I'm building an extremely high-performance piece of enterprise software, which will receive, handle, and respond to over 50,000 TCP requests per second. This will be spread over a number of Amazon EC2 servers, but I'd like to get a single server able to handle as many thousand requests per second as possible (shooting for 5k/sec). I'm most likely going to be using the m1.xlarge instance running Amazon Linux.
I'm building this software in C++ with Boost ASIO, and I'm trying to figure out the most efficient way of architecting the socket handling. In the examples (http://www.boost.org/doc/libs/1_53_0/doc/html/boost_asio/examples.html) I'm leaning toward emulating the "HTTP Server 2" since we'll have multiple vCPUs to employee.
Could someone really describe the pros/cons of each HTTP server example there, and dealing with this many connections, I'd really appreciate any additional insight (regarding Boost sockets, and/or high-throughput EC2 configuration).
Thanks so much!
Some suggestions:
You didn't mention what your server is going to be doing. Is it going to be accepting and closing 50K new requests per second, or just servicing messages (requests) from established TCP connections. So my advice might have to be a little generic.
Read the C10K problem: http://www.kegel.com/c10k.html
Invest in using epoll as the socket notification solution instead of ASIO. epoll is not hard.
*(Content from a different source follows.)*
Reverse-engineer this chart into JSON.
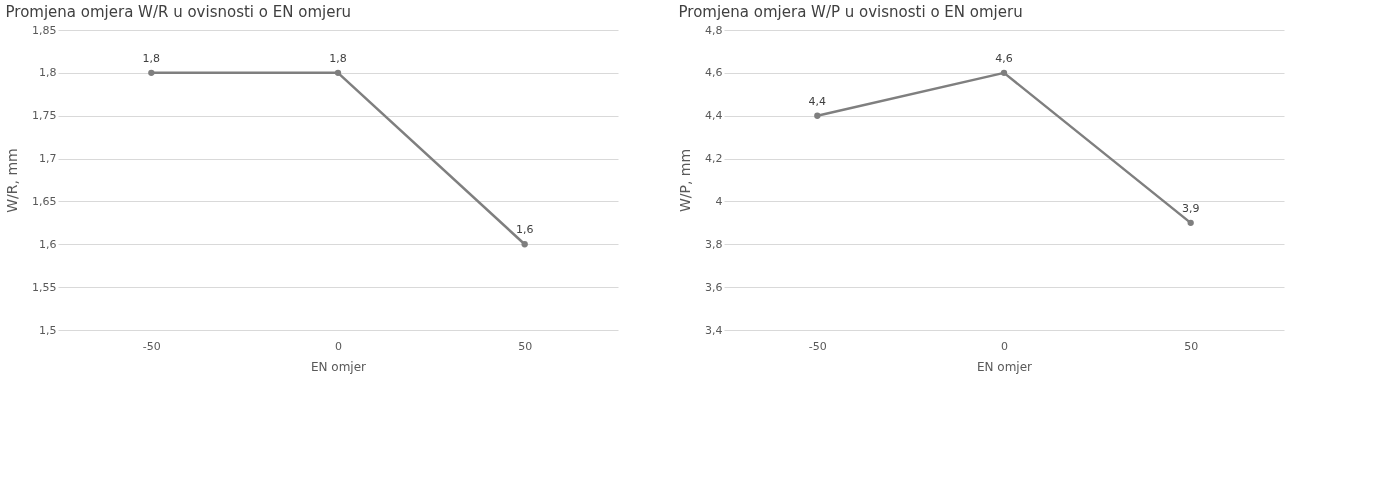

Consider using a fixed number of threads (2-8). Either load balance the socket connections across these threads, or just use a work pool of threads to service request messages parsed off the socket thread. Design for multiple threads, but start with just using 1 thread. Then resolve all performance issues. Once you get the single threaded solution working well, and performance is at its peak, then consider increasing the thread count such that multiple operations can be processed while other threads are blocked.
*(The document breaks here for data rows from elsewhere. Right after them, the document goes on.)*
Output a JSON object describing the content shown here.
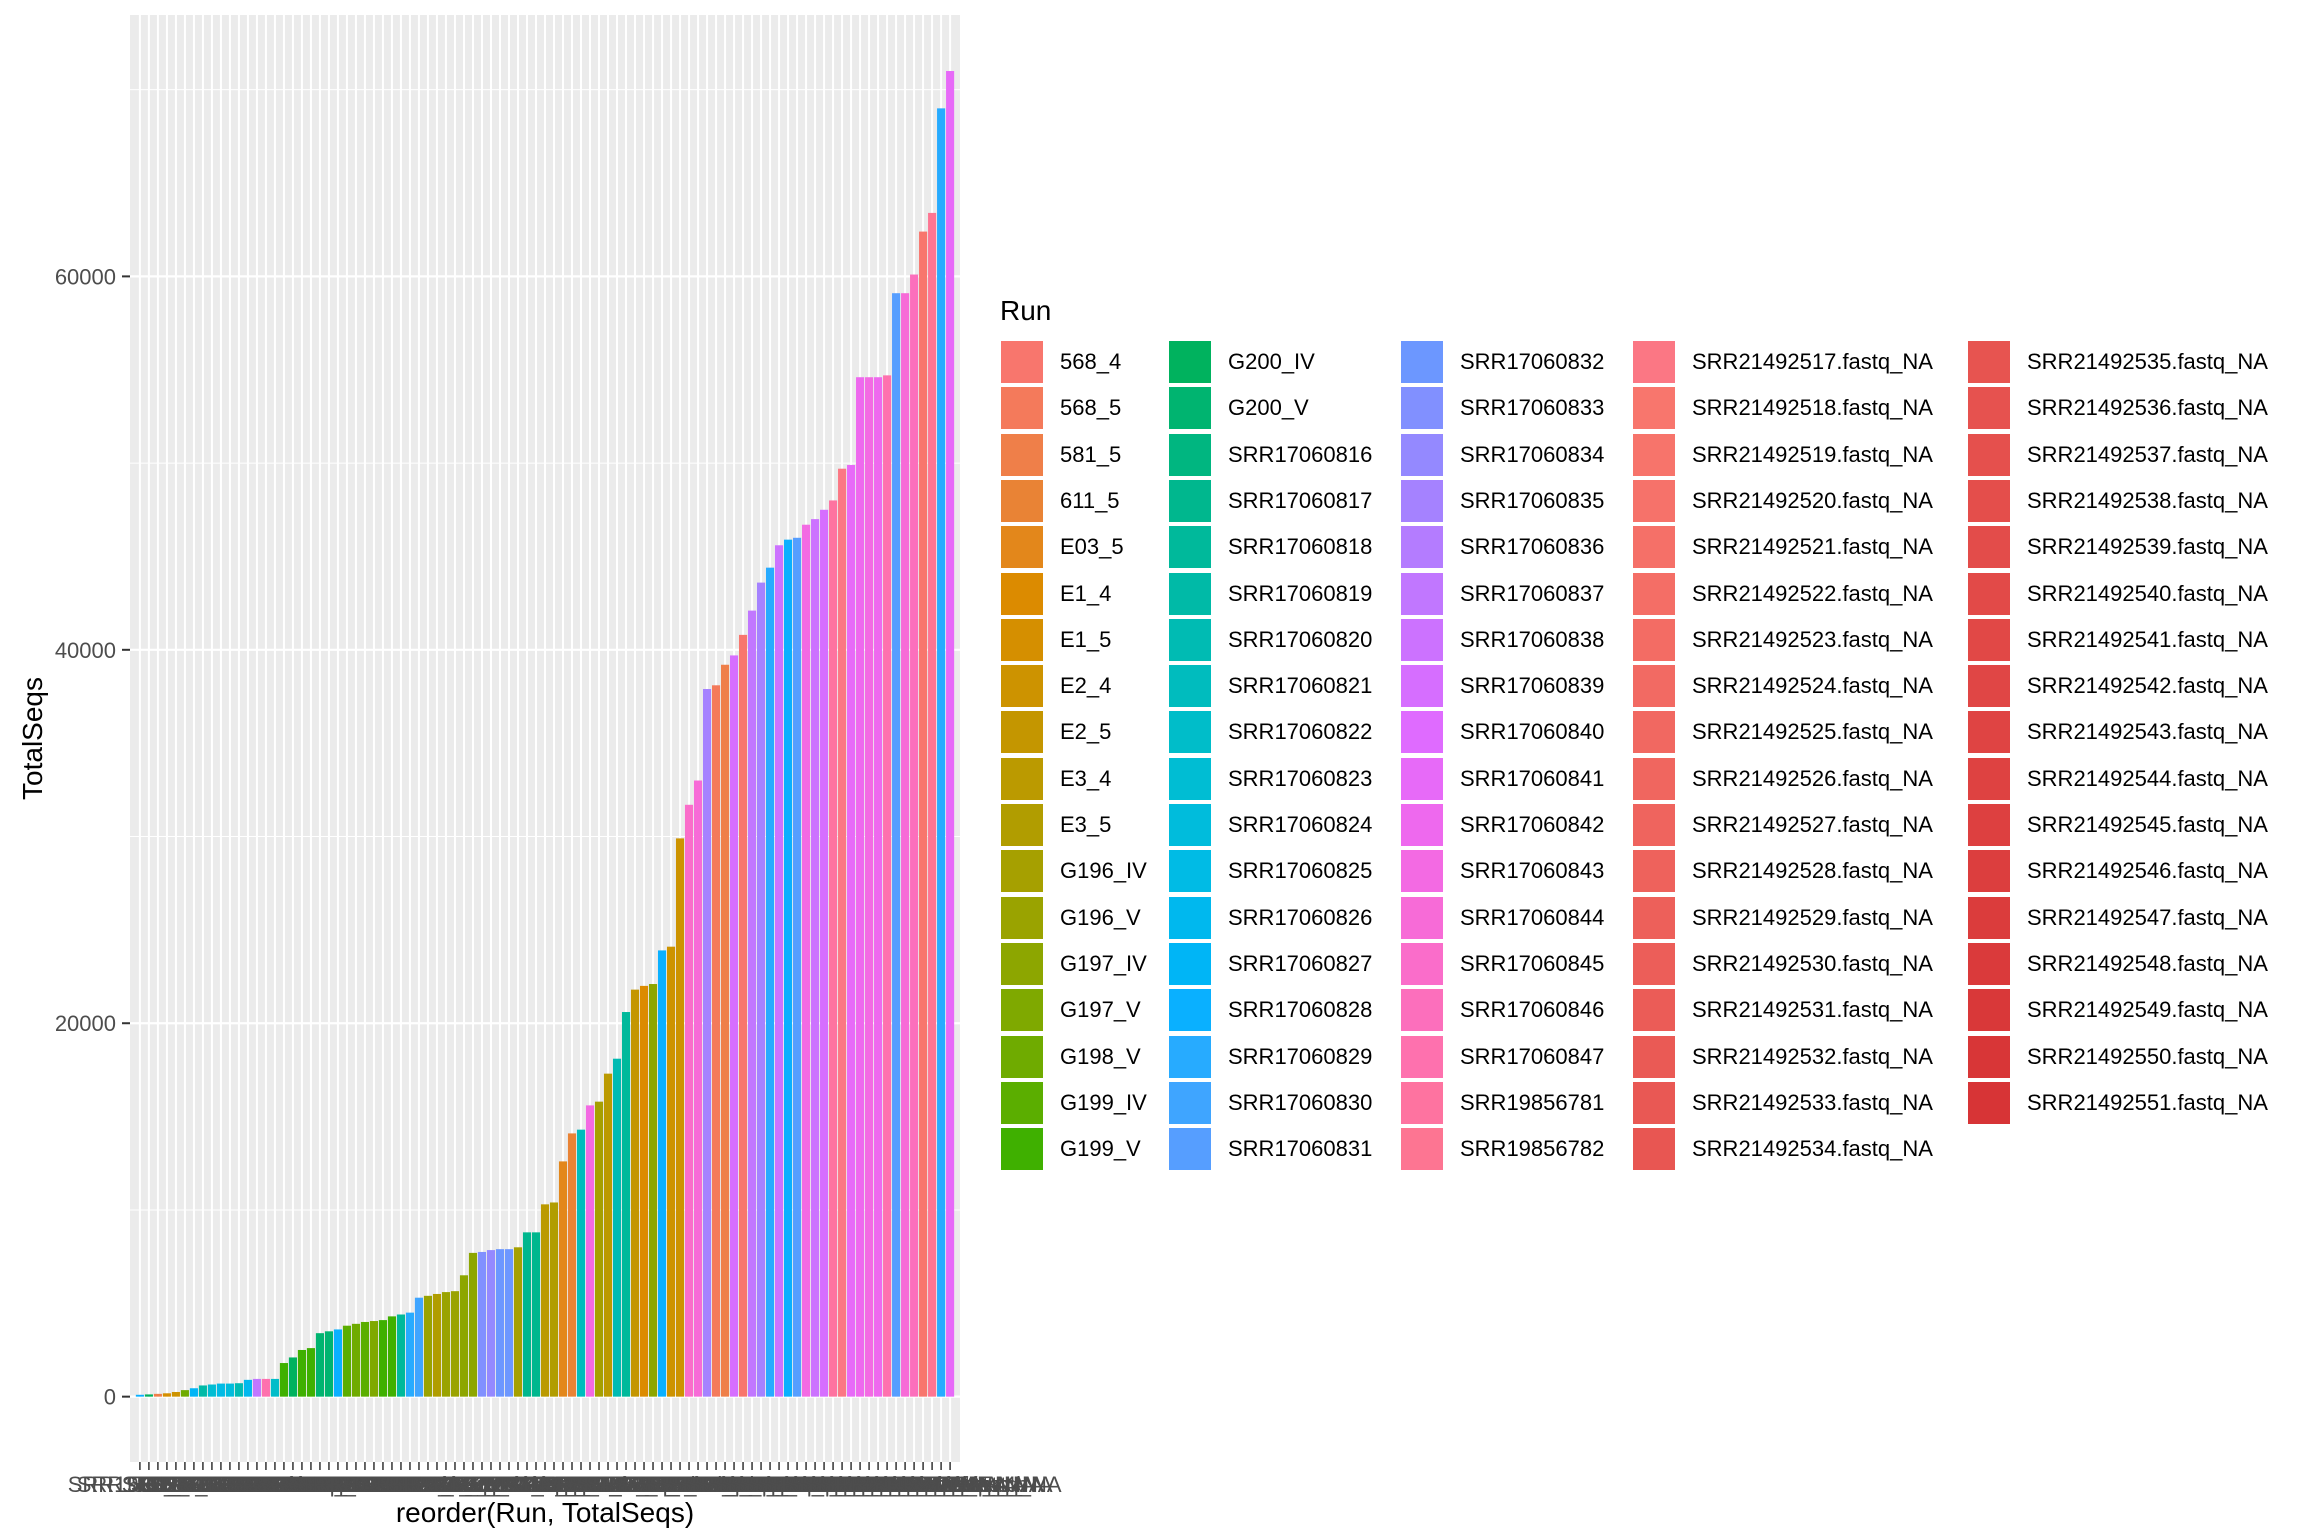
{
  "chart_data": {
    "type": "bar",
    "xlabel": "reorder(Run, TotalSeqs)",
    "ylabel": "TotalSeqs",
    "ylim": [
      -3500,
      74000
    ],
    "yticks": [
      0,
      20000,
      40000,
      60000
    ],
    "grid": true,
    "legend": {
      "title": "Run",
      "placement": "right",
      "columns": [
        [
          "568_4",
          "568_5",
          "581_5",
          "611_5",
          "E03_5",
          "E1_4",
          "E1_5",
          "E2_4",
          "E2_5",
          "E3_4",
          "E3_5",
          "G196_IV",
          "G196_V",
          "G197_IV",
          "G197_V",
          "G198_V",
          "G199_IV",
          "G199_V"
        ],
        [
          "G200_IV",
          "G200_V",
          "SRR17060816",
          "SRR17060817",
          "SRR17060818",
          "SRR17060819",
          "SRR17060820",
          "SRR17060821",
          "SRR17060822",
          "SRR17060823",
          "SRR17060824",
          "SRR17060825",
          "SRR17060826",
          "SRR17060827",
          "SRR17060828",
          "SRR17060829",
          "SRR17060830",
          "SRR17060831"
        ],
        [
          "SRR17060832",
          "SRR17060833",
          "SRR17060834",
          "SRR17060835",
          "SRR17060836",
          "SRR17060837",
          "SRR17060838",
          "SRR17060839",
          "SRR17060840",
          "SRR17060841",
          "SRR17060842",
          "SRR17060843",
          "SRR17060844",
          "SRR17060845",
          "SRR17060846",
          "SRR17060847",
          "SRR19856781",
          "SRR19856782"
        ],
        [
          "SRR21492517.fastq_NA",
          "SRR21492518.fastq_NA",
          "SRR21492519.fastq_NA",
          "SRR21492520.fastq_NA",
          "SRR21492521.fastq_NA",
          "SRR21492522.fastq_NA",
          "SRR21492523.fastq_NA",
          "SRR21492524.fastq_NA",
          "SRR21492525.fastq_NA",
          "SRR21492526.fastq_NA",
          "SRR21492527.fastq_NA",
          "SRR21492528.fastq_NA",
          "SRR21492529.fastq_NA",
          "SRR21492530.fastq_NA",
          "SRR21492531.fastq_NA",
          "SRR21492532.fastq_NA",
          "SRR21492533.fastq_NA",
          "SRR21492534.fastq_NA"
        ],
        [
          "SRR21492535.fastq_NA",
          "SRR21492536.fastq_NA",
          "SRR21492537.fastq_NA",
          "SRR21492538.fastq_NA",
          "SRR21492539.fastq_NA",
          "SRR21492540.fastq_NA",
          "SRR21492541.fastq_NA",
          "SRR21492542.fastq_NA",
          "SRR21492543.fastq_NA",
          "SRR21492544.fastq_NA",
          "SRR21492545.fastq_NA",
          "SRR21492546.fastq_NA",
          "SRR21492547.fastq_NA",
          "SRR21492548.fastq_NA",
          "SRR21492549.fastq_NA",
          "SRR21492550.fastq_NA",
          "SRR21492551.fastq_NA"
        ]
      ]
    },
    "colors": [
      "#F8766D",
      "#F47A5B",
      "#EF7F49",
      "#E98335",
      "#E3871B",
      "#DC8B00",
      "#D58F00",
      "#CD9300",
      "#C49600",
      "#BB9A00",
      "#B19D00",
      "#A6A000",
      "#9AA300",
      "#8DA600",
      "#7FA900",
      "#6FAB00",
      "#5BAE00",
      "#3FB000",
      "#00B25E",
      "#00B470",
      "#00B680",
      "#00B78E",
      "#00B99B",
      "#00BAA7",
      "#00BBB3",
      "#00BCBE",
      "#00BDC9",
      "#00BDD3",
      "#00BCDC",
      "#00BBE5",
      "#00B8EE",
      "#00B5F6",
      "#0AB0FF",
      "#27ABFF",
      "#3FA5FF",
      "#569EFF",
      "#6C97FF",
      "#8190FF",
      "#9489FF",
      "#A582FF",
      "#B47CFF",
      "#C177FF",
      "#CC72FF",
      "#D66EFF",
      "#DF6BFF",
      "#E76AF8",
      "#EE69EE",
      "#F36AE3",
      "#F76BD7",
      "#FA6DCA",
      "#FC6FBC",
      "#FE71AE",
      "#FE73A0",
      "#FD7592",
      "#FB7784",
      "#F8766D",
      "#F7746B",
      "#F6726A",
      "#F57068",
      "#F46E66",
      "#F36C64",
      "#F26A63",
      "#F16861",
      "#F0665F",
      "#EF645E",
      "#EE625C",
      "#ED605A",
      "#EC5E59",
      "#EB5C57",
      "#EA5A55",
      "#E95854",
      "#E85652",
      "#E75450",
      "#E6524F",
      "#E5504D",
      "#E44E4B",
      "#E34C4A",
      "#E24A48",
      "#E14846",
      "#E04645",
      "#DF4443",
      "#DE4241",
      "#DD4040",
      "#DC3E3E",
      "#DB3C3C",
      "#DA3A3B",
      "#D93839",
      "#D83637",
      "#D73436",
      "#D63234"
    ],
    "bars": [
      {
        "run": "SRR19856781",
        "value": 100,
        "color": "#0AB0FF"
      },
      {
        "run": "SRR17060832",
        "value": 120,
        "color": "#00B25E"
      },
      {
        "run": "581_5",
        "value": 150,
        "color": "#EF7F49"
      },
      {
        "run": "E1_5",
        "value": 180,
        "color": "#D58F00"
      },
      {
        "run": "E2_4",
        "value": 250,
        "color": "#CD9300"
      },
      {
        "run": "G200_IV",
        "value": 350,
        "color": "#6FAB00"
      },
      {
        "run": "SRR17060847",
        "value": 450,
        "color": "#00B5F6"
      },
      {
        "run": "SRR17060838",
        "value": 600,
        "color": "#00BAA7"
      },
      {
        "run": "SRR17060843",
        "value": 650,
        "color": "#00BDD3"
      },
      {
        "run": "SRR17060845",
        "value": 700,
        "color": "#00BBE5"
      },
      {
        "run": "SRR17060844",
        "value": 700,
        "color": "#00BCDC"
      },
      {
        "run": "SRR17060839",
        "value": 720,
        "color": "#00BBB3"
      },
      {
        "run": "SRR17060846",
        "value": 900,
        "color": "#00B8EE"
      },
      {
        "run": "SRR21492528.fastq_NA",
        "value": 950,
        "color": "#C177FF"
      },
      {
        "run": "SRR21492544.fastq_NA",
        "value": 950,
        "color": "#FE71AE"
      },
      {
        "run": "SRR17060842",
        "value": 950,
        "color": "#00BDC9"
      },
      {
        "run": "SRR17060826",
        "value": 1800,
        "color": "#3FB000"
      },
      {
        "run": "SRR17060827",
        "value": 2100,
        "color": "#00B25E"
      },
      {
        "run": "SRR17060825",
        "value": 2500,
        "color": "#3FB000"
      },
      {
        "run": "SRR17060824",
        "value": 2600,
        "color": "#3FB000"
      },
      {
        "run": "SRR17060830",
        "value": 3400,
        "color": "#00B470"
      },
      {
        "run": "SRR17060833",
        "value": 3500,
        "color": "#00B470"
      },
      {
        "run": "SRR19856782",
        "value": 3600,
        "color": "#0AB0FF"
      },
      {
        "run": "SRR17060820",
        "value": 3800,
        "color": "#5BAE00"
      },
      {
        "run": "SRR17060819",
        "value": 3900,
        "color": "#6FAB00"
      },
      {
        "run": "SRR17060821",
        "value": 4000,
        "color": "#5BAE00"
      },
      {
        "run": "SRR17060818",
        "value": 4050,
        "color": "#7FA900"
      },
      {
        "run": "SRR17060822",
        "value": 4100,
        "color": "#3FB000"
      },
      {
        "run": "SRR17060823",
        "value": 4300,
        "color": "#3FB000"
      },
      {
        "run": "SRR17060836",
        "value": 4400,
        "color": "#00B99B"
      },
      {
        "run": "SRR21492519.fastq_NA",
        "value": 4500,
        "color": "#27ABFF"
      },
      {
        "run": "SRR21492520.fastq_NA",
        "value": 5300,
        "color": "#3FA5FF"
      },
      {
        "run": "G199_V",
        "value": 5400,
        "color": "#9AA300"
      },
      {
        "run": "E3_5",
        "value": 5500,
        "color": "#B19D00"
      },
      {
        "run": "G198_V",
        "value": 5600,
        "color": "#9AA300"
      },
      {
        "run": "G199_IV",
        "value": 5650,
        "color": "#9AA300"
      },
      {
        "run": "G200_V",
        "value": 6500,
        "color": "#8DA600"
      },
      {
        "run": "SRR17060817",
        "value": 7700,
        "color": "#8DA600"
      },
      {
        "run": "SRR21492525.fastq_NA",
        "value": 7750,
        "color": "#8190FF"
      },
      {
        "run": "SRR21492526.fastq_NA",
        "value": 7850,
        "color": "#9489FF"
      },
      {
        "run": "SRR21492524.fastq_NA",
        "value": 7900,
        "color": "#6C97FF"
      },
      {
        "run": "SRR21492523.fastq_NA",
        "value": 7900,
        "color": "#6C97FF"
      },
      {
        "run": "G197_V",
        "value": 8000,
        "color": "#A6A000"
      },
      {
        "run": "SRR17060834",
        "value": 8800,
        "color": "#00B78E"
      },
      {
        "run": "SRR17060835",
        "value": 8800,
        "color": "#00B78E"
      },
      {
        "run": "G196_IV",
        "value": 10300,
        "color": "#BB9A00"
      },
      {
        "run": "G196_V",
        "value": 10400,
        "color": "#B19D00"
      },
      {
        "run": "E03_5",
        "value": 12600,
        "color": "#E3871B"
      },
      {
        "run": "611_5",
        "value": 14100,
        "color": "#E98335"
      },
      {
        "run": "SRR17060841",
        "value": 14300,
        "color": "#00BCBE"
      },
      {
        "run": "SRR21492538.fastq_NA",
        "value": 15600,
        "color": "#F36AE3"
      },
      {
        "run": "G197_IV",
        "value": 15800,
        "color": "#A6A000"
      },
      {
        "run": "E3_4",
        "value": 17300,
        "color": "#BB9A00"
      },
      {
        "run": "SRR17060840",
        "value": 18100,
        "color": "#00BBB3"
      },
      {
        "run": "SRR17060837",
        "value": 20600,
        "color": "#00B99B"
      },
      {
        "run": "E2_5",
        "value": 21800,
        "color": "#C49600"
      },
      {
        "run": "E1_4",
        "value": 22000,
        "color": "#DC8B00"
      },
      {
        "run": "SRR17060816",
        "value": 22100,
        "color": "#8DA600"
      },
      {
        "run": "SRR21492517.fastq_NA",
        "value": 23900,
        "color": "#0AB0FF"
      },
      {
        "run": "E2_4b",
        "value": 24100,
        "color": "#CD9300"
      },
      {
        "run": "G200_IVb",
        "value": 29900,
        "color": "#CD9300"
      },
      {
        "run": "SRR21492542.fastq_NA",
        "value": 31700,
        "color": "#FA6DCA"
      },
      {
        "run": "SRR21492541.fastq_NA",
        "value": 33000,
        "color": "#F76BD7"
      },
      {
        "run": "SRR21492527.fastq_NA",
        "value": 37900,
        "color": "#A582FF"
      },
      {
        "run": "568_5",
        "value": 38100,
        "color": "#F47A5B"
      },
      {
        "run": "581_5b",
        "value": 39200,
        "color": "#EF7F49"
      },
      {
        "run": "SRR21492533.fastq_NA",
        "value": 39700,
        "color": "#D66EFF"
      },
      {
        "run": "568_4",
        "value": 40800,
        "color": "#F8766D"
      },
      {
        "run": "SRR21492529.fastq_NA",
        "value": 42100,
        "color": "#C177FF"
      },
      {
        "run": "SRR21492530.fastq_NA",
        "value": 43600,
        "color": "#A582FF"
      },
      {
        "run": "SRR21492521.fastq_NA",
        "value": 44400,
        "color": "#27ABFF"
      },
      {
        "run": "SRR21492532.fastq_NA",
        "value": 45600,
        "color": "#CC72FF"
      },
      {
        "run": "SRR21492518.fastq_NA",
        "value": 45900,
        "color": "#0AB0FF"
      },
      {
        "run": "SRR21492522.fastq_NA",
        "value": 46000,
        "color": "#569EFF"
      },
      {
        "run": "SRR21492540.fastq_NA",
        "value": 46700,
        "color": "#F36AE3"
      },
      {
        "run": "SRR21492531.fastq_NA",
        "value": 47000,
        "color": "#CC72FF"
      },
      {
        "run": "SRR21492534.fastq_NA",
        "value": 47500,
        "color": "#D66EFF"
      },
      {
        "run": "SRR21492546.fastq_NA",
        "value": 48000,
        "color": "#FE73A0"
      },
      {
        "run": "SRR21492549.fastq_NA",
        "value": 49700,
        "color": "#FB7784"
      },
      {
        "run": "SRR21492535.fastq_NA",
        "value": 49900,
        "color": "#E76AF8"
      },
      {
        "run": "SRR21492537.fastq_NA",
        "value": 54600,
        "color": "#EE69EE"
      },
      {
        "run": "SRR21492539.fastq_NA",
        "value": 54600,
        "color": "#F36AE3"
      },
      {
        "run": "SRR21492536.fastq_NA",
        "value": 54600,
        "color": "#EE69EE"
      },
      {
        "run": "SRR21492545.fastq_NA",
        "value": 54700,
        "color": "#FE71AE"
      },
      {
        "run": "SRR17060828b",
        "value": 59100,
        "color": "#569EFF"
      },
      {
        "run": "SRR21492543.fastq_NA",
        "value": 59100,
        "color": "#F76BD7"
      },
      {
        "run": "SRR21492547.fastq_NA",
        "value": 60100,
        "color": "#FC6FBC"
      },
      {
        "run": "SRR21492550.fastq_NA",
        "value": 62400,
        "color": "#F8766D"
      },
      {
        "run": "SRR21492548.fastq_NA",
        "value": 63400,
        "color": "#FD7592"
      },
      {
        "run": "SRR21492551.fastq_NA",
        "value": 69000,
        "color": "#27ABFF"
      },
      {
        "run": "SRR21492544b",
        "value": 71000,
        "color": "#E76AF8"
      }
    ]
  }
}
Chances are very high that your server's performance issues will be outside of the socket design. Continuously benchmark and run tools such as valgrind to understand where the code is spending most of its time. Chances are high, it's where you least expect it. For example, on my server, I found that the majority of the time was spent allocating and freeing memory for little temp buffers. I would never have guessed that. Then I changed the server design to allocate memory up front, use stack memory, etc... such that handling a request never required the code to allocate memory. Performance easily doubled when I made that change.